In this approach, a molecular-based equation of state is used to obtain coarse-grained intermolecular potentials that can then be employed in molecular simulation over a wide range of thermodynamic conditions. The macroscopic experimental data for the vapor−liquid equilibria (saturated liquid density and vapor pressure) of a given system are represented with the equation of state and used to estimate effective intermolecular parameters. This methodology allows for a reliable representation of the fluid-phase equilibria (for which the model was parametrized), as well as an accurate prediction of other properties such as the interfacial tension and transport properties of complex fluids, polymers, asphaltenes and mixtures. Through examples, it is shown how the description of the fluid-phase behavior and the prediction of the other thermophysical properties obtained by molecular simulation using our SAFT Mie force fields are found to be of comparable quality (and sometimes superior) to that obtained using the more sophisticated all-atom (AA) and united-atom (UA) models commonly employed in the field.
Tuesday December 1st: 10:00 am PDT / 12:00 am EDT USA 6:00 pm UK 7:00 pm Europe CET 11:30 pm India (IST) *Registrations will also include a link to the recording and slides after the live session ends.
Presenter: Professor Erich Müller
Erich A. Müller has over 30 years of accumulated experience in the molecular description
of complex fluids and interfaces with particular application to bridging gaps between detailed molecular studies and industrial applications.
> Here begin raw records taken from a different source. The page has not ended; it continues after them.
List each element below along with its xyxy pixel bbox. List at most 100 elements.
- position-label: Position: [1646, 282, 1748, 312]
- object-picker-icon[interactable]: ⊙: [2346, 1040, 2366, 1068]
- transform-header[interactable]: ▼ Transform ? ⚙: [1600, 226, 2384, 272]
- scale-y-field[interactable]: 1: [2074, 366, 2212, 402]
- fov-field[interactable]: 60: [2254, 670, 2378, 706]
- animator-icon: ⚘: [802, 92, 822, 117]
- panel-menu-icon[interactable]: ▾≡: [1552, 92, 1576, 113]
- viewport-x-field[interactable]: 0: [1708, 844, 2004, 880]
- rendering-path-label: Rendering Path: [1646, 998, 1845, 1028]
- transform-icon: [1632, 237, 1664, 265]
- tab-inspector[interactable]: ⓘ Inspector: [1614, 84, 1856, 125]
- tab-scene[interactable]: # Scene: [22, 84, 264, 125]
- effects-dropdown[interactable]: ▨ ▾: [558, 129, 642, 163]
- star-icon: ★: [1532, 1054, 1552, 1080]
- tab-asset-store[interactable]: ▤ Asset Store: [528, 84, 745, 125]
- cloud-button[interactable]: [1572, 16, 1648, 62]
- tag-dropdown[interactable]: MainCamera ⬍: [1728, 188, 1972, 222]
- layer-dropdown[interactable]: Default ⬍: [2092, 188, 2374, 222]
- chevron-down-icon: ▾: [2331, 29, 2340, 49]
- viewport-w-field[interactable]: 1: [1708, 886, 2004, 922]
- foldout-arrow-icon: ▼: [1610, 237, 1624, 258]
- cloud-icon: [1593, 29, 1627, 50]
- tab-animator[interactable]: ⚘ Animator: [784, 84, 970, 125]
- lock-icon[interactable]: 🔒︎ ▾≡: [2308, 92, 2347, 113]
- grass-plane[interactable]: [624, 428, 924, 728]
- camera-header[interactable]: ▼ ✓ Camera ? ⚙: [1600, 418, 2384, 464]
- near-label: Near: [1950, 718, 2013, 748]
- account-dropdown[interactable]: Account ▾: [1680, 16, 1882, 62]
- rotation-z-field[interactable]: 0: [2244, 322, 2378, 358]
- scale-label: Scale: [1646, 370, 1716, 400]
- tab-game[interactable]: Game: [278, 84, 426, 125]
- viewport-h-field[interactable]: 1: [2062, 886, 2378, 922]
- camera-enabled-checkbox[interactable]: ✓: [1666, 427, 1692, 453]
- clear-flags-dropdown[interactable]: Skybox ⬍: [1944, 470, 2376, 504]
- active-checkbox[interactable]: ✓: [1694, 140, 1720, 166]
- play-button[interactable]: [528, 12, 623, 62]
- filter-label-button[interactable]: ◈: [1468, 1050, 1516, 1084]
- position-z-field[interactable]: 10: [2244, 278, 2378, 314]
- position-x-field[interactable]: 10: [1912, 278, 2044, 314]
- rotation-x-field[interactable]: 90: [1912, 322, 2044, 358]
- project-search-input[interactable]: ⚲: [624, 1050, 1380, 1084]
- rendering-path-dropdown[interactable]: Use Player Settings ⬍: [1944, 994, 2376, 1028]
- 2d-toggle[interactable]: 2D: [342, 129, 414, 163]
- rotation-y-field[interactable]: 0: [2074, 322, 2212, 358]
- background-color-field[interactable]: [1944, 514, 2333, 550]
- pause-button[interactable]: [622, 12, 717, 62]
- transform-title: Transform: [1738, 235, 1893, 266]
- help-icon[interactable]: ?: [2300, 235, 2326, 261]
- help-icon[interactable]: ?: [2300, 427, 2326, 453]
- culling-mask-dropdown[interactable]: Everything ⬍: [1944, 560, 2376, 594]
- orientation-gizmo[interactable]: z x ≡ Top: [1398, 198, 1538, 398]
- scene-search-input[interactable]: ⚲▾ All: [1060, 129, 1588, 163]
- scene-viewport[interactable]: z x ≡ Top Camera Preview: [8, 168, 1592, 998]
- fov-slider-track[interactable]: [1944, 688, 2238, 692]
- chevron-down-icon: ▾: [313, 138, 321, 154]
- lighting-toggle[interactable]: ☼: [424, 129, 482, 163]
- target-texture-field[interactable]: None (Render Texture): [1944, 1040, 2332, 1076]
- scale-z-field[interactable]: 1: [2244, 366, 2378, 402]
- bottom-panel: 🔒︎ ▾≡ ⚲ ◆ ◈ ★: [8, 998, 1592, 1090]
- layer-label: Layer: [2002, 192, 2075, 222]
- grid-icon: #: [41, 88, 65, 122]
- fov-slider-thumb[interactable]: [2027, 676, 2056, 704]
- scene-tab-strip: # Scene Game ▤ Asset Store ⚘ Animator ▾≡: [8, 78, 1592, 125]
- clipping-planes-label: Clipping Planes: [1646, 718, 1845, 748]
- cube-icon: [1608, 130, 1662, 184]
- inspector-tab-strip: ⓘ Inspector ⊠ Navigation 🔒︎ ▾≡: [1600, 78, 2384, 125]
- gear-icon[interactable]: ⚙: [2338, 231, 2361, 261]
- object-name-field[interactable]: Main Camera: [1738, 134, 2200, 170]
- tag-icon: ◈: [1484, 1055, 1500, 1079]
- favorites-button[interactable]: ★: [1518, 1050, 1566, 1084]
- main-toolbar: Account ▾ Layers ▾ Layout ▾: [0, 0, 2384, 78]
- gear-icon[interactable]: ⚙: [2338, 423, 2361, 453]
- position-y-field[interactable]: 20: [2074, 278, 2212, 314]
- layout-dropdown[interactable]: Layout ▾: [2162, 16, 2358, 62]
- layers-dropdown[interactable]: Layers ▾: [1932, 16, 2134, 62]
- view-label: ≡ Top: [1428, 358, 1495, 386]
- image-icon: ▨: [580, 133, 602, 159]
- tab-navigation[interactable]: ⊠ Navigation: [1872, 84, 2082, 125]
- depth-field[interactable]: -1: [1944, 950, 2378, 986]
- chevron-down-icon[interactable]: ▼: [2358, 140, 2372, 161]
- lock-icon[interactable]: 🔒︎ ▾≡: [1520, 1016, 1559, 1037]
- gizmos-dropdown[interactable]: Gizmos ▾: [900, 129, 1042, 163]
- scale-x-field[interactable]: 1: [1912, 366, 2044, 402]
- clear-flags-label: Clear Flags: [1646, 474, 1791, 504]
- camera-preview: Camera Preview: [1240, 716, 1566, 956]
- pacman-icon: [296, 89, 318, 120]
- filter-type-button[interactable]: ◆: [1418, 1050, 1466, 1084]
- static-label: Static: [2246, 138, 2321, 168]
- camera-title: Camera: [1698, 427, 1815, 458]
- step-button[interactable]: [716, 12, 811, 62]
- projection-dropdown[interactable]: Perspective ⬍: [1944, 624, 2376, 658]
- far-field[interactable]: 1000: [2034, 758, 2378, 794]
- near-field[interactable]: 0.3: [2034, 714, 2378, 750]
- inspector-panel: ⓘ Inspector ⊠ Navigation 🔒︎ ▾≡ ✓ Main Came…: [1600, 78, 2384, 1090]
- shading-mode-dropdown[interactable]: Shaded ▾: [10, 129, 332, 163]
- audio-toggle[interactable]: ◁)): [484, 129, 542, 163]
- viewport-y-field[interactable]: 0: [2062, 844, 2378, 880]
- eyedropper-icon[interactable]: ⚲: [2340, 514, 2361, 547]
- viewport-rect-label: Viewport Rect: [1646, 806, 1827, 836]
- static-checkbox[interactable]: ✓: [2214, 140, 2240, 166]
He is a Professor in Thermodynamics at the department of Chemical Engineering at Imperial College London, a Fellow of the Royal Society of Chemistry and an Adjunct Professor at North Carolina State University. His research interests are in the molecular simulation of complex fluid thermodynamics (liquid crystals, asphaltenes, polymers), adsorption on nanoporous materials (gases on activated carbons and nanotubes, shale oils), interfacial phenomena (vapor-liquid equilibria and surface tensions).